Fully understanding financial impacts and costeffectiveness will also require deeper investigation. Models, such as a cost-comparison analysis, will need to be applied that consider the cost of the technology, cost of any changes to staff time and costs of system change. Crucial to the adoption of AI technology into clinical practice are health economic evaluations that can keep pace with and capture the complexities of AI innovation (Voets et al, 2021).

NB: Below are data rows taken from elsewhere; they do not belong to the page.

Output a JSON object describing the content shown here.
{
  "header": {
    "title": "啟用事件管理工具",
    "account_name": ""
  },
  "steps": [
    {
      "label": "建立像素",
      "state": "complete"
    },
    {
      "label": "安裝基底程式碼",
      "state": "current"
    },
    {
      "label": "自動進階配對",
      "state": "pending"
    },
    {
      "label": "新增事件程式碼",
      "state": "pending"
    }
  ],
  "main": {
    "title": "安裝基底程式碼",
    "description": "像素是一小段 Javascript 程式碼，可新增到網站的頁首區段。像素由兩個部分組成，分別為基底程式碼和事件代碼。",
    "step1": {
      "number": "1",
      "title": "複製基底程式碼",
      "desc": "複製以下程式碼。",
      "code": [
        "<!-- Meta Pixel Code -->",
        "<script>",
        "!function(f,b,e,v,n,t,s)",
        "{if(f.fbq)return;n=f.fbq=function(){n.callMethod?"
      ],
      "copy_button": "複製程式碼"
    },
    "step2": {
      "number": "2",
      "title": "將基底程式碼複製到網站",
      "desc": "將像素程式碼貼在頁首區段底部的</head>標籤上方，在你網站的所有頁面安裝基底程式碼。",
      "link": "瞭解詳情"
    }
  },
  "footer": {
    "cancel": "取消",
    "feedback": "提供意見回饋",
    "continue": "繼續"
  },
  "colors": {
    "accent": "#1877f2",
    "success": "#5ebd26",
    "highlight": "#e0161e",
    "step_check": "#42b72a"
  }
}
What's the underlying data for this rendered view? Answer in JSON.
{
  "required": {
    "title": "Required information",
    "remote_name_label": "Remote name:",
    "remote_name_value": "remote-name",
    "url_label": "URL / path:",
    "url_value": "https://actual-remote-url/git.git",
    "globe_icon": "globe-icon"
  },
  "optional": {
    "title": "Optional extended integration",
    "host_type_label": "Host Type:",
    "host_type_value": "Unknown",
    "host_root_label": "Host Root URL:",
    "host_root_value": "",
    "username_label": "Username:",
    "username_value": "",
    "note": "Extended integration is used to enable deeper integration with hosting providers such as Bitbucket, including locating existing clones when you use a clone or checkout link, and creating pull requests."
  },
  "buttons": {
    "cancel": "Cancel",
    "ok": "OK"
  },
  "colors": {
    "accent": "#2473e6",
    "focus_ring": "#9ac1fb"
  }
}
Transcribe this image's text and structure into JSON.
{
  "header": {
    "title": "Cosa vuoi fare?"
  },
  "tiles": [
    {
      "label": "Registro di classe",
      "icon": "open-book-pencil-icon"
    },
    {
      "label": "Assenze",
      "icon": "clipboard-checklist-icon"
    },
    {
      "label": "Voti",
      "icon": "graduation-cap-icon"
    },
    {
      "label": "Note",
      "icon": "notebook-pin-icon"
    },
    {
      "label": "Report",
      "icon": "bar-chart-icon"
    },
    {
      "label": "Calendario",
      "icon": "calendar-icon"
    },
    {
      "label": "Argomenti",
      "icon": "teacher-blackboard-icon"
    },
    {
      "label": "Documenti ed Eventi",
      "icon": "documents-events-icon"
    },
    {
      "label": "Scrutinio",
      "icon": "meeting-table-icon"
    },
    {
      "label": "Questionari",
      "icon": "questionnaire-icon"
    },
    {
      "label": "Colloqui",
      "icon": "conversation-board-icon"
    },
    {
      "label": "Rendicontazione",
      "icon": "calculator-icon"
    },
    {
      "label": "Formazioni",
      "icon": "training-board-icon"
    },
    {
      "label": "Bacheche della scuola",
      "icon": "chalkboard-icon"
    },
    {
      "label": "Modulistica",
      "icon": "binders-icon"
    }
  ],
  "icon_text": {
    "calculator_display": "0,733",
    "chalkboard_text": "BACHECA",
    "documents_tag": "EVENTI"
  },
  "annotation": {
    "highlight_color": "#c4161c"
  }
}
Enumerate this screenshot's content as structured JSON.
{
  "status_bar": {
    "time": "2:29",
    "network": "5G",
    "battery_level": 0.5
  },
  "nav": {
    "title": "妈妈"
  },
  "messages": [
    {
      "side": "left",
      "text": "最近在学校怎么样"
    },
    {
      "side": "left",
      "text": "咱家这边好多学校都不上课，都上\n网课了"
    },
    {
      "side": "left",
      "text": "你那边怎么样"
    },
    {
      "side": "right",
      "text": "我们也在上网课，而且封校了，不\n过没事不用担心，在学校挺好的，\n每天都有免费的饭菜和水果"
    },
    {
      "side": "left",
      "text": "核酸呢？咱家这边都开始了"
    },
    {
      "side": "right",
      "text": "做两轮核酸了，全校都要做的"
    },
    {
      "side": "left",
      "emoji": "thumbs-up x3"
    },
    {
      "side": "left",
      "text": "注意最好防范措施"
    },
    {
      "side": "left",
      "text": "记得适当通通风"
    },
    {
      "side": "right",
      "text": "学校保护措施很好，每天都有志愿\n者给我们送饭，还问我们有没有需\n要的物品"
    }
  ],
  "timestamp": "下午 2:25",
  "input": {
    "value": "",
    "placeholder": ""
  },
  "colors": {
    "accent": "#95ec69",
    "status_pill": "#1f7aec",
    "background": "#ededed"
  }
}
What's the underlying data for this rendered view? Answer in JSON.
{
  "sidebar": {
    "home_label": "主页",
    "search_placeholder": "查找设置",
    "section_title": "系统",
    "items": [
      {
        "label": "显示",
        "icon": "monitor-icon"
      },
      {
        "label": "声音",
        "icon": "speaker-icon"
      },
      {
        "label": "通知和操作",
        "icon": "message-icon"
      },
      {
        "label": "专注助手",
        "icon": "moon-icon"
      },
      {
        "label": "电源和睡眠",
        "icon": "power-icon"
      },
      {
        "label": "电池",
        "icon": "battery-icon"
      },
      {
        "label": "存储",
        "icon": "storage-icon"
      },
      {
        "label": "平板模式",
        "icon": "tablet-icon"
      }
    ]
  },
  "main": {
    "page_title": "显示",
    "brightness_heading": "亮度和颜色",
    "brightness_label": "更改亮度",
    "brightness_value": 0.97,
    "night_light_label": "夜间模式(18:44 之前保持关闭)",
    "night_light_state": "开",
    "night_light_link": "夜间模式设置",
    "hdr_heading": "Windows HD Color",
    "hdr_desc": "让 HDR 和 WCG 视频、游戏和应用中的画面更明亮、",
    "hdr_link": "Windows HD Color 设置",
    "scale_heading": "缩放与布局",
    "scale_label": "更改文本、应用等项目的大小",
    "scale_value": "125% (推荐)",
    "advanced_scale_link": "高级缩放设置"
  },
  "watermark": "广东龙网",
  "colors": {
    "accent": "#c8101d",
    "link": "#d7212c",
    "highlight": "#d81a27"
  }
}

Seeing the potential of this technology, SWFT intend to expand the cohort of patients that use the remote monitoring technology across the trust. This will provide the opportunity to design a research study with a control arm that seeks to understand how this type of technology can reduce costs, improve patient outcomes, contribute to clinical decision-making and be seamlessly incorporated into care pathways to increase efficiency of staffing models.

Conclusion

The evidence presented shows that when insights from an AI powered IoT digital platform were used by nursing staff in the care pathway of dementia patients, urgent healthcare interventions including hospital admissions reduce, and preventative home-based interventions increase. It is estimated that this change in health utilisation achieve annual cost avoidance of £201583 for the cohort and £8764 per patient, representing a potential cost avoidance of 8.7 million per 1000 patients. Despite the limitations of the analysis due to scope and cohort size, these results show the potential positive impact of remote monitoring technology on the care of dementia patients with strong benefits from a provider utilisation perspective. Future plans to expand the cohort and include a control arm will create a larger data set and allow for more rigorous analysis. Future studies should consider cost-effectiveness in greater detail, patient health outcomes and the impact of technology on staff workflows and clinical decision making.

Key points

  • Prevention of hospital admissions for dementia patients has the potential to improve patient outcomes and reduce costs and pressures for healthcare providers
  • Remote monitoring technologies can help healthcare staff to identify and deliver interventions designed to prevent hospital admission, allowing patients to remain in their home setting
  • The use of a specific Internet of Things (IoT) driven remote monitoring technology by specialist nurses in the care pathway of community-based dementia patients in North Warwickshire resulted in the reduction of urgent care utilisation and an increase in preventative care measures
  • Changes in health care utilisation resulted in annual cost avoidance estimates of £201 583 for the cohort and £8764 per patient
  • Further testing of this digitally enabled care pathway will seek to validate results and understand improvements to patient outcomes, levels of health utilisation and impacts on staff resource.

CPD reflective questions

  • What is the value of reducing urgent health care for dementia patients?
  • What are the challenges of researching preventative interventions with patients?
  • What do you think the impact and challenges would be of using this technology within your practice?
  • Do you think this type of remote monitoring would fit in to a virtual ward model?
  • How could this model be applied to other clinical conditions and settings?